Sanders v. StateAnnotate this Case
138 Ga. App. 774 (1976)
227 S.E.2d 504
SANDERS v. THE STATE.
Court of Appeals of Georgia.
Submitted May 4, 1976.
Decided May 24, 1976.
Emory M. Hiers, for appellant.
H. Lamar Cole, District Attorney, Richard W. Shelton, Assistant District Attorney, for appellee.
PANNELL, Presiding Judge.
The defendant was convicted of theft by taking. He appeals the judgment of conviction.
1. Defense counsel attempted to introduce into evidence a newspaper article. This article contained a description of the suspect sought in the crime with which the defendant was charged. The state objected to this evidence as hearsay, and the trial judge sustained the objection. The author of the article had previously testified that all his information concerning the crime had come from the Moultrie Police Department and that he had no personal knowledge of the facts. Thus, the value of the evidence sought to be introduced rested mainly on the veracity and competency of other persons. "Hearsay evidence is that which does not derive its value solely from the credit of the witness, but rests mainly on the veracity and competency of other persons. The very nature of the evidence shows its weakness, and it is admitted only in specified cases from necessity." Code § 38-301.

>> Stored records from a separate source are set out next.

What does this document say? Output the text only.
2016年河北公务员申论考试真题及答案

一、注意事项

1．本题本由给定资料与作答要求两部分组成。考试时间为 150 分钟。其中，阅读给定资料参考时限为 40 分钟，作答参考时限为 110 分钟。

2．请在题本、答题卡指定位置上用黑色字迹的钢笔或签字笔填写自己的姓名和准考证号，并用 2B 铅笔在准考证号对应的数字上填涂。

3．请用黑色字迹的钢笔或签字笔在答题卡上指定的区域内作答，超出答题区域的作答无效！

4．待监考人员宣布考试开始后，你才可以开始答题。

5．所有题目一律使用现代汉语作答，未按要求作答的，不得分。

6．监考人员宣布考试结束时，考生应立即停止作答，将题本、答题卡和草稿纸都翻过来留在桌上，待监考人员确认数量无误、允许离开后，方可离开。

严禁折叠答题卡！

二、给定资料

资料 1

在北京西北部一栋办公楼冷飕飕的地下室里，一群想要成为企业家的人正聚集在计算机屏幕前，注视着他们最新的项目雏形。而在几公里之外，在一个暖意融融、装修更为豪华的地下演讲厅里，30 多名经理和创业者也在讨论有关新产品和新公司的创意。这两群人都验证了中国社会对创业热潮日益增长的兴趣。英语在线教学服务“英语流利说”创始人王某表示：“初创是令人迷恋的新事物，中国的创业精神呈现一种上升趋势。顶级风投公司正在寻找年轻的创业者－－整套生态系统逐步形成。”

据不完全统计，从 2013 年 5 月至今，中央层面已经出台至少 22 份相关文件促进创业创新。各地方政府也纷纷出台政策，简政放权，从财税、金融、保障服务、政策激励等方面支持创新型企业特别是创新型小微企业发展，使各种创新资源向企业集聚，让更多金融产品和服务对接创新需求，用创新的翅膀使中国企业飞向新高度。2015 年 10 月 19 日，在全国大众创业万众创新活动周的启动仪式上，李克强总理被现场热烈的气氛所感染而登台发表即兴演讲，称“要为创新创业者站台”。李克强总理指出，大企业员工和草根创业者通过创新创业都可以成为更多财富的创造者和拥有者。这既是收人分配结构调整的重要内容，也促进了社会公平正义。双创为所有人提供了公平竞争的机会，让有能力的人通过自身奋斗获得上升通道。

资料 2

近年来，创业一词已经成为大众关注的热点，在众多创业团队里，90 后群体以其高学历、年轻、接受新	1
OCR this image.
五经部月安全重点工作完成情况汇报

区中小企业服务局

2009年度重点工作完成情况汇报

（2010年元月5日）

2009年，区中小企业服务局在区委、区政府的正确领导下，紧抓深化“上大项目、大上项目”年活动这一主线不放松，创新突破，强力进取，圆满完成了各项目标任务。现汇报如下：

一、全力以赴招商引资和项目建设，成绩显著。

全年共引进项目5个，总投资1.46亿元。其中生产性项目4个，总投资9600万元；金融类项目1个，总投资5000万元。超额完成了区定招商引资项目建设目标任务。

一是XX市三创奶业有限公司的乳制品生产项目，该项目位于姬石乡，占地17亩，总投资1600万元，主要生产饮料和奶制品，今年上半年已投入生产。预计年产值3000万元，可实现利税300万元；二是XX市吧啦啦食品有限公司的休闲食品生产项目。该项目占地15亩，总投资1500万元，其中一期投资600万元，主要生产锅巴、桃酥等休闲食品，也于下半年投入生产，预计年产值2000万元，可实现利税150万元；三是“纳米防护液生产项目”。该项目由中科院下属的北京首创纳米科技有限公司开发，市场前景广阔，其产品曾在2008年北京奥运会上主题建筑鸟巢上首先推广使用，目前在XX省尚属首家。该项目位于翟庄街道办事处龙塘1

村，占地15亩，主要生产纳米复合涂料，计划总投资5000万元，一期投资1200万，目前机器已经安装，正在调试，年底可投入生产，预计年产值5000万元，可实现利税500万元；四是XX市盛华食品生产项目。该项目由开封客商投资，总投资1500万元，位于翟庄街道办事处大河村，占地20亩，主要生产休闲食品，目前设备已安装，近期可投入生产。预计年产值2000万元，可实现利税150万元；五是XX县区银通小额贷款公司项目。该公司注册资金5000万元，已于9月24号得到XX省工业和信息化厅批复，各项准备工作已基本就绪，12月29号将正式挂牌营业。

The newspaper article was hearsay evidence and did *775 not come under any exception to the hearsay rule. The trial judge properly excluded it from the evidence in the case.
2. The defendant requested that the court give the following charge: "The fact that there is some evidence that the defendant admitted taking the rings, but no evidence showing that he admitted taking the rings from Cranford Jewelry Store, such evidence is to be considered only as an incriminatory admission, and is not to be considered a confession by the defendant." The trial judge did not give the requested charge, but charged as follows: "Now, Members of the Jury, I leave it to you to determine whether or not there has been any admission made by the Accused in this case. Now, an admission, as applied to a criminal case, is not a confession, but is a statement by the Defendant of a fact, or facts, pertinent to the issue, and tending, in connection with other facts or circumstances, to prove the guilt or innocence of the Accused, but which, of itself, is not enough to authorize a conviction, and if you believe any admission was made by the Defendant, in this case, and that any such admission was freely and voluntarily made, without the hope of any benefit, or any fear of injury, as to any fact or facts tending to illustrate the Defendant's guilt or innocence, then you are authorized to consider the same, in connection with and in the light of any other facts bearing upon the guilt or innocence of the Accused, and from all the evidence determine the guilt or innocence of the Defendant. All admissions should be scanned with care and received with great caution. An admission, uncorroborated by other evidence, is not sufficient to justify a conviction." (Emphasis supplied.)
The trial judge did not give any charge on confessions; he fully charged the law of admissions. We believe the charge which was given by the trial judge was more beneficial to the defendant than that which he requested. We find no error in the court's failure to give the exact charge requested by the defendant.
3. Appellant urges error in the court's failing to charge the jury that they "may believe admissions or incriminatory statements in whole or in part, believing that which they find to be true and rejecting that which *776 they find to be untrue." The defendant made no written request for the above charge and made no objection to the court's failure to so charge during the trial of the case. "While present law exempts the defendant in a criminal case from the strict requirements imposed on litigants in civil cases to preserve an issue on the giving of or the failure to give instructions to the jury (Ga. L. 1968, pp. 1072, 1078; Code Ann. § 70-207) this does not relieve him from the necessity of requesting instructions, or making timely objection in the trial court on the failure to give instructions, except in those circumstances where the omission is clearly harmful and erroneous as a matter of law in that it fails to provide the jury with the proper guidelines for determining guilt or innocence." Spear v. State, 230 Ga. 74, 75 (195 SE2d 397). Compare Thomas v. State, 234 Ga. 615 (216 SE2d 859). The omission to give the above charge was not clearly harmful and erroneous as a matter of law; accordingly, this enumeration of error is without merit.
Judgment affirmed. Marshall and McMurray, JJ., concur.